Barack Obama is someone nobody can leave out of a ‘most powerful/influential’ list. Ian Bremmer, president of the Eurasia group said “Even at a time when Washington is focused almost entirely on Washington, the elected leader of the world’s most powerful and influential country carries a lot of water.” Obama will try to keep out of anything too drastic for now, as domestic problems are key.
Around 20 years ago, Angela Merkel was an unknown player in German politics. However, in Helmut Kohl’s fourth and fifth cabinets, she would gain notoriety and influence. Being Kohl’s protégé, she has been solidly committed to the Eurozone as a simple step up from German reunification. However, her commitment is seen as overly harsh in certain countries and is having to play a delicate balance between domestic support, foreign distaste, and an unwillingness to compromise by certain country’s leaders in the same way that was done at the start of the crisis.
It must be said that none of the above have the same power that Putin does. True it is to say that some are at the head of stronger economies, militaries, and can hold much more influence across the world than Russia as a whole might. Nonetheless, none of them have such power concentrated in one representative.
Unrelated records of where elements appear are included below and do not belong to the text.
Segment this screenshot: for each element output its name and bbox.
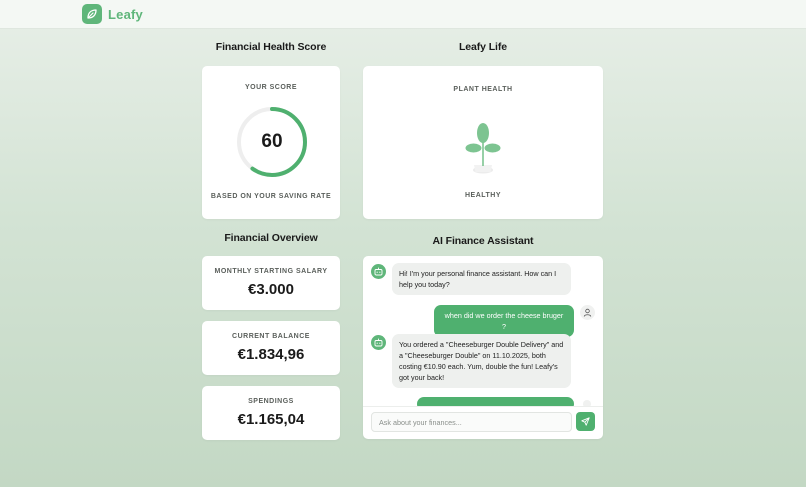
user-message: when did we order the cheese bruger ? bbox=[434, 305, 574, 337]
bot-message-line: a "Cheeseburger Double" on 11.10.2025, b… bbox=[399, 351, 546, 360]
assistant-section-title: AI Finance Assistant bbox=[432, 235, 534, 247]
bot-message: You ordered a "Cheeseburger Double Deliv… bbox=[392, 334, 571, 388]
score-section-title: Financial Health Score bbox=[215, 41, 327, 53]
chat-input-row bbox=[371, 412, 595, 432]
life-section-title: Leafy Life bbox=[458, 41, 507, 53]
spendings-card: SPENDINGS €1.165,04 bbox=[202, 386, 340, 440]
overview-section-title: Financial Overview bbox=[224, 232, 318, 244]
top-bar: Leafy bbox=[0, 0, 806, 29]
plant-icon bbox=[465, 123, 501, 174]
score-label: YOUR SCORE bbox=[244, 84, 298, 91]
score-ring: 60 bbox=[235, 105, 309, 179]
balance-value: €1.834,96 bbox=[237, 346, 305, 363]
bot-message-line: help you today? bbox=[399, 280, 450, 289]
plant-health-label: PLANT HEALTH bbox=[453, 86, 513, 93]
score-card: YOUR SCORE 60 BASED ON YOUR SAVING RATE bbox=[202, 66, 340, 219]
balance-card: CURRENT BALANCE €1.834,96 bbox=[202, 321, 340, 375]
bot-message-line: You ordered a "Cheeseburger Double Deliv… bbox=[399, 340, 564, 349]
leaf-icon[interactable] bbox=[82, 4, 102, 24]
send-icon bbox=[581, 417, 590, 426]
bot-message-line: Hi! I'm your personal finance assistant.… bbox=[399, 269, 557, 278]
chat-card: Hi! I'm your personal finance assistant.… bbox=[363, 256, 603, 439]
spendings-value: €1.165,04 bbox=[237, 411, 305, 428]
plant-status: HEALTHY bbox=[464, 192, 502, 199]
chat-input[interactable] bbox=[371, 412, 572, 432]
bot-icon bbox=[371, 335, 386, 350]
score-value: 60 bbox=[261, 131, 283, 152]
salary-card: MONTHLY STARTING SALARY €3.000 bbox=[202, 256, 340, 310]
balance-label: CURRENT BALANCE bbox=[232, 333, 310, 340]
brand-name[interactable]: Leafy bbox=[108, 7, 143, 22]
salary-label: MONTHLY STARTING SALARY bbox=[214, 268, 328, 275]
chat-divider bbox=[363, 406, 603, 407]
bot-icon bbox=[371, 264, 386, 279]
user-message-partial bbox=[417, 397, 574, 406]
user-icon bbox=[580, 305, 595, 320]
bot-message-line: got your back! bbox=[399, 373, 445, 382]
bot-message-line: costing €10.90 each. Yum, double the fun… bbox=[399, 362, 558, 371]
spendings-label: SPENDINGS bbox=[248, 398, 294, 405]
send-button[interactable] bbox=[576, 412, 595, 431]
salary-value: €3.000 bbox=[248, 281, 294, 298]
chat-messages[interactable]: Hi! I'm your personal finance assistant.… bbox=[363, 256, 603, 406]
bot-message: Hi! I'm your personal finance assistant.… bbox=[392, 263, 571, 295]
score-caption: BASED ON YOUR SAVING RATE bbox=[210, 193, 332, 200]
plant-card: PLANT HEALTH HEALTHY bbox=[363, 66, 603, 219]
Whilst the modern Russia is a democracy, and the President today has nowhere near the amount of freedom as the former Soviet Premier had, Putin has inherited a position that does not have to seek consensus in order to exert power. Andrew Rahr, research director of the German-Russian forum, had this to say of Putin:
It is not official propaganda that cultivates the image of Putin as a strong leader, at least not primarily. Following the shocks of the 1990s, Russians above all wanted social guarantees, a stable economy and a strong and independent foreign policy. Putin managed to deliver on these priorities.
Competence in Russian politics is undervalued by foreign media, and Putin has shown much competency. How does this make him the world’s most powerful player though? It doesn’t, at least on its own. High approval ratings, a strong and resurgent Russia, adept political manoeuvring, and consolidated political power and alliances all make Putin the prime candidate.
Unlike other Western politicians, Putin has a comfortable majority in the polls. Unlike the current status quo, Russia has yet much more potential to gain. Unlike leaders like Jinping, Putin has proved himself comfortable with pragmatic friendships and political alliances. Unlike those who lead the powerful countries in the West, the Russian president has historically had much more constitutional power and is not at the perils of Congress/Brussels.
Putin, using the BRICS , has made it no secret his ideal of a new multipolar world order. Economic crisis striking the richest countries, and the comparative ease that the BRICS have shook it off, have furthered this goal somewhat. Last year, intervention in Syria was prevented, America was not pleased.
This year, it will take more than vetoes for the new Russia to surge, but it is doable. The coming months will highlight a discussion on the urgent need of reform in the Federation, and how this affects its potential.